Causes of cholecystitis
Cholecystitis is diagnosed more often in women; it manifests itself at the age of 40-50-60 years. The main reasons for its development are:
- Gallstone disease - the presence of dense conglomerates interferes with the outflow of bile, injures the gallbladder tissue, which causes inflammation.
- Poor nutrition - abuse of fried, spicy, fatty foods.
- Heredity is a congenital abnormality of the shape and size of the gallbladder.
- Stress, immune disorders, hormonal imbalances.
- Pathologies associated with a functional disorder of the biliary tract, due to which the organ is not completely emptied.
Cholecystitis in men has the same causes of development, with the exception that in women the use of hormonal contraceptives is added to the causes of pathology.
Features of nutrition for cholecystitis
Nutrition plays an important role in the treatment of cholecystitis. In the acute phase of the disease, against the background of hunger, it is necessary to ensure the correct drinking regime: liquid is given in small portions with a total volume of about one and a half liters per day. After normalization of the general condition, steamed dietary cutlets, soups, cereals, and jelly are introduced into the diet.
Since bile stagnation is the main element in the pathogenesis of cholecystitis, it is necessary to ensure a stable rhythm of bile production and activate the excretory function of the bile ducts. For this, frequent split meals are recommended (5–6 times a day). In this case, the last main meal should be taken no later than 3 hours before bedtime.
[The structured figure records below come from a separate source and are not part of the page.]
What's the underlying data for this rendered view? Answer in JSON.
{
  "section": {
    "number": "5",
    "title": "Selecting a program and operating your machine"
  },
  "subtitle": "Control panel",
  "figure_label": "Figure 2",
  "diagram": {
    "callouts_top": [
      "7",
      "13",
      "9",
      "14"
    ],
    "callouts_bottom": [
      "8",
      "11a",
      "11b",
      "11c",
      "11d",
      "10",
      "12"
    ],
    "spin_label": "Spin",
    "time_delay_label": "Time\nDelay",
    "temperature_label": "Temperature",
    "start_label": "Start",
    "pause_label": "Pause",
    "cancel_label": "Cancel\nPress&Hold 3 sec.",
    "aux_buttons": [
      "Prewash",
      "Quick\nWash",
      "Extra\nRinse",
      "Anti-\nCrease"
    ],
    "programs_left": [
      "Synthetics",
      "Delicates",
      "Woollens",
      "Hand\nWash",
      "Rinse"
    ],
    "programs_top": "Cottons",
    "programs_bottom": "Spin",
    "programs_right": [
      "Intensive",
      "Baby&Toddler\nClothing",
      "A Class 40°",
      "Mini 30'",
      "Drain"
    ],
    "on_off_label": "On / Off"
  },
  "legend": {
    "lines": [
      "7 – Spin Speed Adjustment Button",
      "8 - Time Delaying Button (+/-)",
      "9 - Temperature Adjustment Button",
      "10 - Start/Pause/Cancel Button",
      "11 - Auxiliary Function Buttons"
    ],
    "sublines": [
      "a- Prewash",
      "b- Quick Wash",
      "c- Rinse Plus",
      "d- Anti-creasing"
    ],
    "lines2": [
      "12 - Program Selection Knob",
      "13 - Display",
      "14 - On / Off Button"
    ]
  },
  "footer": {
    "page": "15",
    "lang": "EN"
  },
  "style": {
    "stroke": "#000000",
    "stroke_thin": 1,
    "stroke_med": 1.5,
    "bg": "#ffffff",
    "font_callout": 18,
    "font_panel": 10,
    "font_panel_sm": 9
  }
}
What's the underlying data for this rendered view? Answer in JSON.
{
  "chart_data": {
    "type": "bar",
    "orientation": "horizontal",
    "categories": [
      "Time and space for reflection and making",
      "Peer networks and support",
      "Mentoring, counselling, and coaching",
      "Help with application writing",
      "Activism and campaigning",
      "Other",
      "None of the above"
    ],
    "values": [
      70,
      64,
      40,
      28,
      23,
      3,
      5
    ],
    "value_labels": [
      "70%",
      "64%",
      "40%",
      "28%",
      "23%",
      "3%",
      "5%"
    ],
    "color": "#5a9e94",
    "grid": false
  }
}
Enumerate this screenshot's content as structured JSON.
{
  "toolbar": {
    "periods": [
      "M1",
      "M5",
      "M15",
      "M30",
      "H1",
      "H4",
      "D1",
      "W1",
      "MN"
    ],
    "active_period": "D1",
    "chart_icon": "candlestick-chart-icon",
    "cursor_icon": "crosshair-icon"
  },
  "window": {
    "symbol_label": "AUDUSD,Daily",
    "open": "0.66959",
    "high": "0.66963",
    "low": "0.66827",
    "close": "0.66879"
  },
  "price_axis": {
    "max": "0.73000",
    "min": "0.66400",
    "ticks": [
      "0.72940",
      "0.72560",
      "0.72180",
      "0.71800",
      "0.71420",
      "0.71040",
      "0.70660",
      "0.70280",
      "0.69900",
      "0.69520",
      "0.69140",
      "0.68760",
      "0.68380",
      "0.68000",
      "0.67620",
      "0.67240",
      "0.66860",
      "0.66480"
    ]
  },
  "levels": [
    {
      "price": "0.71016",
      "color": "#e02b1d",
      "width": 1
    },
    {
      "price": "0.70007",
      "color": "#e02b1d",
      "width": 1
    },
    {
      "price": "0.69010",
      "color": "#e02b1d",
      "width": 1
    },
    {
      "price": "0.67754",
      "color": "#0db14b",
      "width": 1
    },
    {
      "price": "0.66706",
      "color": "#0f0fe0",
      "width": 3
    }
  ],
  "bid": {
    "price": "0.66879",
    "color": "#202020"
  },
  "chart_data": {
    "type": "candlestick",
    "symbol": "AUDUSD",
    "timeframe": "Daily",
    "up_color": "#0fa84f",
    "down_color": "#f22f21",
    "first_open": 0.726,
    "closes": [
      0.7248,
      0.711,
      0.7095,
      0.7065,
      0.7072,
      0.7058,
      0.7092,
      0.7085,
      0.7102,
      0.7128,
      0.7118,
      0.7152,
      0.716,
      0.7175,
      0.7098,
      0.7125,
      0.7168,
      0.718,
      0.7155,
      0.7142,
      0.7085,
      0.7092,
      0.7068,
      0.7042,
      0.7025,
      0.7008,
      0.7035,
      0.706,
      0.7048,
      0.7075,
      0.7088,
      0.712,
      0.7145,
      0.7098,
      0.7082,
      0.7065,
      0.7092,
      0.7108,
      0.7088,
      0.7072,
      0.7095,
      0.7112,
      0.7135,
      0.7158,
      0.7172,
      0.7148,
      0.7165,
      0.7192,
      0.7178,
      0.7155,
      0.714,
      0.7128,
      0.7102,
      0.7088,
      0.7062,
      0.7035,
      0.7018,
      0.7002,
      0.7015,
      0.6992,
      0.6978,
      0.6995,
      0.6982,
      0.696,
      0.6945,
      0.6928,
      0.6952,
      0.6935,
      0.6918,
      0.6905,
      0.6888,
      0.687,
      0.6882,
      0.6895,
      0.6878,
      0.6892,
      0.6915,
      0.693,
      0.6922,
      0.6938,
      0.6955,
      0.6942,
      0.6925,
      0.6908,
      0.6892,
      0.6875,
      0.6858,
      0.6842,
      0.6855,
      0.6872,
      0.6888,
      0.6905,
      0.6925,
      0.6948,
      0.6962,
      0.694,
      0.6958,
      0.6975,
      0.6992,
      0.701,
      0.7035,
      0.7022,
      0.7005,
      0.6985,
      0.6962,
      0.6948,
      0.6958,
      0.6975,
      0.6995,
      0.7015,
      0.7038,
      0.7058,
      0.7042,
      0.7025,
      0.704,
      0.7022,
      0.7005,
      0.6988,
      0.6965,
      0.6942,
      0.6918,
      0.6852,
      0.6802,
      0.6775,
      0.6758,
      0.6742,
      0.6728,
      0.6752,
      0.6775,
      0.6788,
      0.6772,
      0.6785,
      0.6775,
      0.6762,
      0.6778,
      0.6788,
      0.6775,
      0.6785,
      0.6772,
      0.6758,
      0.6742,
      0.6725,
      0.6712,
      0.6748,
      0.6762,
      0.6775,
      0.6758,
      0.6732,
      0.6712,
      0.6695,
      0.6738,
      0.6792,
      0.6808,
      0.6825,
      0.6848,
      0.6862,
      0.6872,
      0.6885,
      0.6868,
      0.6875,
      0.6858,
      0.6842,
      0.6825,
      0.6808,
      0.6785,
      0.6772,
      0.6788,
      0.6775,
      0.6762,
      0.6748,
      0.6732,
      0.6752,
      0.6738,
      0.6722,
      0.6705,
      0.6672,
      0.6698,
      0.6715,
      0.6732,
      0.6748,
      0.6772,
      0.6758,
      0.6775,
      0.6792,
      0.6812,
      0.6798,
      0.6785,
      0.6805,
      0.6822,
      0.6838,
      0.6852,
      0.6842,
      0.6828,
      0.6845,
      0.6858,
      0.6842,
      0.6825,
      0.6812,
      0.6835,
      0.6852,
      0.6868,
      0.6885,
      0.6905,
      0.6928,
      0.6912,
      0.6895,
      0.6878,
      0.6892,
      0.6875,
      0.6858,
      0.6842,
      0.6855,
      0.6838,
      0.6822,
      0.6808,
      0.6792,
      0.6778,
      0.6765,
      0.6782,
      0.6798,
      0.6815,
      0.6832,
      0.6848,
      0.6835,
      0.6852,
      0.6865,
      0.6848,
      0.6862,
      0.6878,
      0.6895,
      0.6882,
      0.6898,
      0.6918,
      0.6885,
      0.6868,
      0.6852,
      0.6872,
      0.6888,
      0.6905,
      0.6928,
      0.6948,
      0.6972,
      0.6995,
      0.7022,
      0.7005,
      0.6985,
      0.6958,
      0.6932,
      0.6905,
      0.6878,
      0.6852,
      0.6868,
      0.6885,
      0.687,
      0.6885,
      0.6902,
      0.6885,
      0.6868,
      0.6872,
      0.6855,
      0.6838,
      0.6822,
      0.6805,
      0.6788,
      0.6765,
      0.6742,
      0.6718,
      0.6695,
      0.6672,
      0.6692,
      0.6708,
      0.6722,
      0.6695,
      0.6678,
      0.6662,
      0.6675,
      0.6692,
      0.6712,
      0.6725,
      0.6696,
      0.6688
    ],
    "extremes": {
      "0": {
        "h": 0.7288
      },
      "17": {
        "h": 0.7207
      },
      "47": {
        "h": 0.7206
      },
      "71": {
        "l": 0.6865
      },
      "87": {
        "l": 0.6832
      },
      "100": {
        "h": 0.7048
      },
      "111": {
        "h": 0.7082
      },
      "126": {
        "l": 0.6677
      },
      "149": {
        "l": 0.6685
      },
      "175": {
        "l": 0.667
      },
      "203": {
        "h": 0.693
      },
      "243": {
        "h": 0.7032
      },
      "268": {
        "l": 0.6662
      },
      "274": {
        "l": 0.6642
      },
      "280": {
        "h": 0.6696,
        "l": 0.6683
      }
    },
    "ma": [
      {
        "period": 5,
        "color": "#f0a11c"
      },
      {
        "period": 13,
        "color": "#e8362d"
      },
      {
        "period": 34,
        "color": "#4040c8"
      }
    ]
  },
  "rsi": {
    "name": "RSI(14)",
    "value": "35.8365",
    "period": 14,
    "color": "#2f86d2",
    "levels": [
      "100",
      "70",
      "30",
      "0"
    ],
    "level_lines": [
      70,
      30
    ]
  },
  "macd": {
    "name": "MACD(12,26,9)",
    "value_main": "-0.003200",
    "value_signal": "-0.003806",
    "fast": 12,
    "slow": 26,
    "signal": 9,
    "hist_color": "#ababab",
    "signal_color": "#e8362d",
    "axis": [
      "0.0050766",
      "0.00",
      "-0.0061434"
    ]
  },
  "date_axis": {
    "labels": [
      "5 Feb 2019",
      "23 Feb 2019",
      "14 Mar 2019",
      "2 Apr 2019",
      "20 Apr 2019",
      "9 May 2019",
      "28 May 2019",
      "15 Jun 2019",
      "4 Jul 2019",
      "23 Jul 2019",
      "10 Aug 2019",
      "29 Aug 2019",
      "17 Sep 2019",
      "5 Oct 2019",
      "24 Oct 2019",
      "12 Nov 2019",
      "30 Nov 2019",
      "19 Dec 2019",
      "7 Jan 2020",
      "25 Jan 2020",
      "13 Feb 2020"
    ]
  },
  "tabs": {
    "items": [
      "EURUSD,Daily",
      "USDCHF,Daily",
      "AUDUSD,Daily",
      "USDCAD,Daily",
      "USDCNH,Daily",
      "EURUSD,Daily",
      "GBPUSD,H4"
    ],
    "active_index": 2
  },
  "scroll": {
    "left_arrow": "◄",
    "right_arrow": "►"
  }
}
The quality composition of food should also be adjusted: increase the proportion of animal protein in the diet, avoiding fatty, fried or smoked foods. Main dishes are steamed; it is also permissible to consume plant foods that are rich in vitamins and do not contain coarse fiber. The consumption of canned, salty, fatty foods, alcohol, as well as dairy products that cause increased gas formation is strictly prohibited.